Which, I could admit now, was true. Bethany and Joyce had tried to tell me in their own way, but I hadn’t listened.
“And I’m not those things?” I asked gently.
“I don’t think so. Dropping all the pretense, you aren’t the same person I knew in August of last year. I think Kara’s been good for you, very good. And, don’t take this the wrong way, but losing to her is fine. Anyone who can make the radical changes in you that she has deserves you, Steve.”
“Are you foreclosing a future with me, Jennifer?” I asked, making sure I kept my voice neutral.
“Oh no, not at all. I think you’ve closed that door, though maybe, just maybe, I have a toe keeping it from slamming shut. What I’m saying is that I can see why you feel the way you do and how good she is for you. It was something I could never do for you because I lied and hid things from you from the beginning, and I guess that made me act irrationally.”
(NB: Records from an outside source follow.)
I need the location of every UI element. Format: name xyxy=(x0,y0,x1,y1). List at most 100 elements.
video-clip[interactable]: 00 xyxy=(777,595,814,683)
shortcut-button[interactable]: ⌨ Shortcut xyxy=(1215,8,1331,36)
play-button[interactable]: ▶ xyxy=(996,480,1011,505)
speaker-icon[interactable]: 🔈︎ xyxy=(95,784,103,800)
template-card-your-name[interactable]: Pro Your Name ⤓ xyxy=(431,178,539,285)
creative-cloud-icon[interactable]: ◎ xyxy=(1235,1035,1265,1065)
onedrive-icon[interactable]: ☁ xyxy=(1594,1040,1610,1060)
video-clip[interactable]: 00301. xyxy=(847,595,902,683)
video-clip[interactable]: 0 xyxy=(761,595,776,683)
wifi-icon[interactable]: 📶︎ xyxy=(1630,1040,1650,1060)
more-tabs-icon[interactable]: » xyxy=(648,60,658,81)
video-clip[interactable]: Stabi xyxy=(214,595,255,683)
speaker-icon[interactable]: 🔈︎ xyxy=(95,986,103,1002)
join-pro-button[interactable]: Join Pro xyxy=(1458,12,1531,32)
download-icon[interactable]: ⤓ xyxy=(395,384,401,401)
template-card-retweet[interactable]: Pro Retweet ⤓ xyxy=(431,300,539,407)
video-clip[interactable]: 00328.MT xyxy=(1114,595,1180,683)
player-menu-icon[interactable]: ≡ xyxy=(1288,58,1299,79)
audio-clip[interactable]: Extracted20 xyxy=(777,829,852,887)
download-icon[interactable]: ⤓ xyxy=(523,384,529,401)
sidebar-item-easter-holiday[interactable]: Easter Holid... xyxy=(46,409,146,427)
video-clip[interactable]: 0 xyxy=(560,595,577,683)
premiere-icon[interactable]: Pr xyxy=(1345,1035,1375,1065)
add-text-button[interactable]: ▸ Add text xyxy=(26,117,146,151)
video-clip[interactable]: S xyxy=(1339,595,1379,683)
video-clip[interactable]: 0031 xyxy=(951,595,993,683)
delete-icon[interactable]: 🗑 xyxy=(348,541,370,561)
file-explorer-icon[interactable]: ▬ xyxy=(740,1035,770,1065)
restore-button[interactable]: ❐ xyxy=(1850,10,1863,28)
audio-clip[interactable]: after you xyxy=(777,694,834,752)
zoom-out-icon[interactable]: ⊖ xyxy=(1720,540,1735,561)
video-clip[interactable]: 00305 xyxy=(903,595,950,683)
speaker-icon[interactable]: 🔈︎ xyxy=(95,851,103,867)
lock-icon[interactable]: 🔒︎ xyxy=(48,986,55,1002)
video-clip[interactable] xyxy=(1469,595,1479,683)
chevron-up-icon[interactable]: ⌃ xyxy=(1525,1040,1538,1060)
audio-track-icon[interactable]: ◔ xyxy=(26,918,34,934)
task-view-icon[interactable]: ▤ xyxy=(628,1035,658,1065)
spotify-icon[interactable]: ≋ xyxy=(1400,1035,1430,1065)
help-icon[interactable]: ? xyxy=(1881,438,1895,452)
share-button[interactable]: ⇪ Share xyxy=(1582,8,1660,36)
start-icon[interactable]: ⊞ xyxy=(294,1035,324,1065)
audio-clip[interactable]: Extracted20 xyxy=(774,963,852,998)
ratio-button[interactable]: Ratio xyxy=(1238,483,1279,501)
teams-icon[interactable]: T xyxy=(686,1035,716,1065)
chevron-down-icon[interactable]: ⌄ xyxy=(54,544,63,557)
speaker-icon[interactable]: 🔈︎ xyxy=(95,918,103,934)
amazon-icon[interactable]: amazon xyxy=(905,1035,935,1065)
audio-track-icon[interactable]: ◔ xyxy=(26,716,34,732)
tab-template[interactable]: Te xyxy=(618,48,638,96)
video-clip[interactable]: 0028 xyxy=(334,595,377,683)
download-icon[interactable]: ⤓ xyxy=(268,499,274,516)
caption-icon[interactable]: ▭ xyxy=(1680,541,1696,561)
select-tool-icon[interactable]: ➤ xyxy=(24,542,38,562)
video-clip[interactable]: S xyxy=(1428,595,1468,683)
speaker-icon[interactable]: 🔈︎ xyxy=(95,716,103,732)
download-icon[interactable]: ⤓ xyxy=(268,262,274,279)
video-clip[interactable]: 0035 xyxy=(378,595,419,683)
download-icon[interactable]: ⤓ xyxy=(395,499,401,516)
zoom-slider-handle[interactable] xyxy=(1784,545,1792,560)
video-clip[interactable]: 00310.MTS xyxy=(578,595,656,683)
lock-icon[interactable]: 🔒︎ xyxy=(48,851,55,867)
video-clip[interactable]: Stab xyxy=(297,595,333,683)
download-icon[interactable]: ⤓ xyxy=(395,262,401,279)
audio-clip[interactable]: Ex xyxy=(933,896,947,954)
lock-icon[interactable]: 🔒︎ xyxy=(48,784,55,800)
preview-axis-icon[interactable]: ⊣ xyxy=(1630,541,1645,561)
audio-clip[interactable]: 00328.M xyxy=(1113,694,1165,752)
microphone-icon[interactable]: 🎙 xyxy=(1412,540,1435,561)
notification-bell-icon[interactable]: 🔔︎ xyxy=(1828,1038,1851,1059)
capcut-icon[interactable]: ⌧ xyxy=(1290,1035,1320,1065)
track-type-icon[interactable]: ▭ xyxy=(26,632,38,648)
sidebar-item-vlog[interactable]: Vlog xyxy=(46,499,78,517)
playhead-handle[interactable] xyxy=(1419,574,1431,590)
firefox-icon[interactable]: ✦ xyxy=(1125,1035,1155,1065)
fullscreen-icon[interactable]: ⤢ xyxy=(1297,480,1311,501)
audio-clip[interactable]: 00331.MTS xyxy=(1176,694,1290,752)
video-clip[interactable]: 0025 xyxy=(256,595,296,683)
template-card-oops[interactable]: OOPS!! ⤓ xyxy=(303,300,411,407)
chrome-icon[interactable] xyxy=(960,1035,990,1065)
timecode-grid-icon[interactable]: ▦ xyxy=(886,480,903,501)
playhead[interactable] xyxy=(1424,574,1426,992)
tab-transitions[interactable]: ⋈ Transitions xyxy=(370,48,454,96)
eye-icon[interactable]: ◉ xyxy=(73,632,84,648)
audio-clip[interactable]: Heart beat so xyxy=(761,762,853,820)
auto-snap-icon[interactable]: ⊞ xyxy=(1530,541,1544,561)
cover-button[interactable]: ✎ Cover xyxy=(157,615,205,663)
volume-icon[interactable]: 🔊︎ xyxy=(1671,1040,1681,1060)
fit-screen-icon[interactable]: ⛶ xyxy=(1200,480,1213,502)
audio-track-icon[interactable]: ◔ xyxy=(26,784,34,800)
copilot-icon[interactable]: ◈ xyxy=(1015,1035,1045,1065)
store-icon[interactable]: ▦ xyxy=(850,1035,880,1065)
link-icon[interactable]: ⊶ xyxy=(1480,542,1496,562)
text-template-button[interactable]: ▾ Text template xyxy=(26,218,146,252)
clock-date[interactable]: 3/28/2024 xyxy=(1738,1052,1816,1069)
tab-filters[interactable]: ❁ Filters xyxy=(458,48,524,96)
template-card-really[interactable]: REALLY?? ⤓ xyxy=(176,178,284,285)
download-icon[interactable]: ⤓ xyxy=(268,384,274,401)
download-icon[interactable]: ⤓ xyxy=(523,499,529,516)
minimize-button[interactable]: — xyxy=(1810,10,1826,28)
I smiled, “You know what? All of this, all the stuff that happened with you and me, with us, all of it, proves Birgit was right. She knew exactly what she was doing, and she was exactly right. I’m just sad she didn’t live to see it.”
“What do you mean?” Jennifer asked.
“She told me that I had to live my life and, in effect, grow up before we could have a relationship like she wanted to have with me. If I had simply slapped a coat of shellac on my eighth grade self, where would I be? Certainly not here, where you could call my old self a selfish prick and I could agree with you.”
“Actually, I called you a needy, whiny, angst-ridden, drama-filled, self-centered prick,” she giggled.
“Yes, you did. And, may I say, that you were a dishonest, lying, phony bitch?”
“Yes, you may, because it’s true. I was. Not any more, Steve. Not after these last few days.”
“The girl I saw last night, the girl I went on a first date with and made love with, was a very different girl than the one who went to Seattle a year ago. In fact, she’s a very different girl than the one who smugly told me that she’d lied to me for months.”
“And do you know why that is?” she asked. “It’s because you cared enough for me to want to help me.”
“I do care. But you know things have changed dramatically since you left.”
“I know,” she said sadly,” but I also know that if we had continued the way we were, it would have ended in disaster at some point. The nightmare would have been to have faked it long enough to get married and have kids. Then what? No. What happened was for the best. I see that now.”
“Wow, Jennifer, this is a pleasant surprise.”
“For me too,” she said. “Last night was like making love, really making love, for the very first time. I was open and honest and you knew who I was and I knew who you were. I mean, clearly, we weren’t virgins, but there was something different about sex with you last night. It actually meant more to me than any time we did it before.”
“I think that’s because of the honesty. It makes all the difference in the world.”
“I guess that’s it. It certainly wasn’t the ‘connection’ because I didn’t feel that. That made me sad, but then I realized that after everything I had done to you, there was no way it could be there.”
“It wasn’t just you, Jen. I did a lot of bad things to you. I never, ever put you first, to the exclusion of all others. I was trying to have my cake and eat it, too. But forget all that. It’s in the past now. As for the present, I want you to think about the last couple of days. Think carefully now. Is the connection truly gone? Or just different?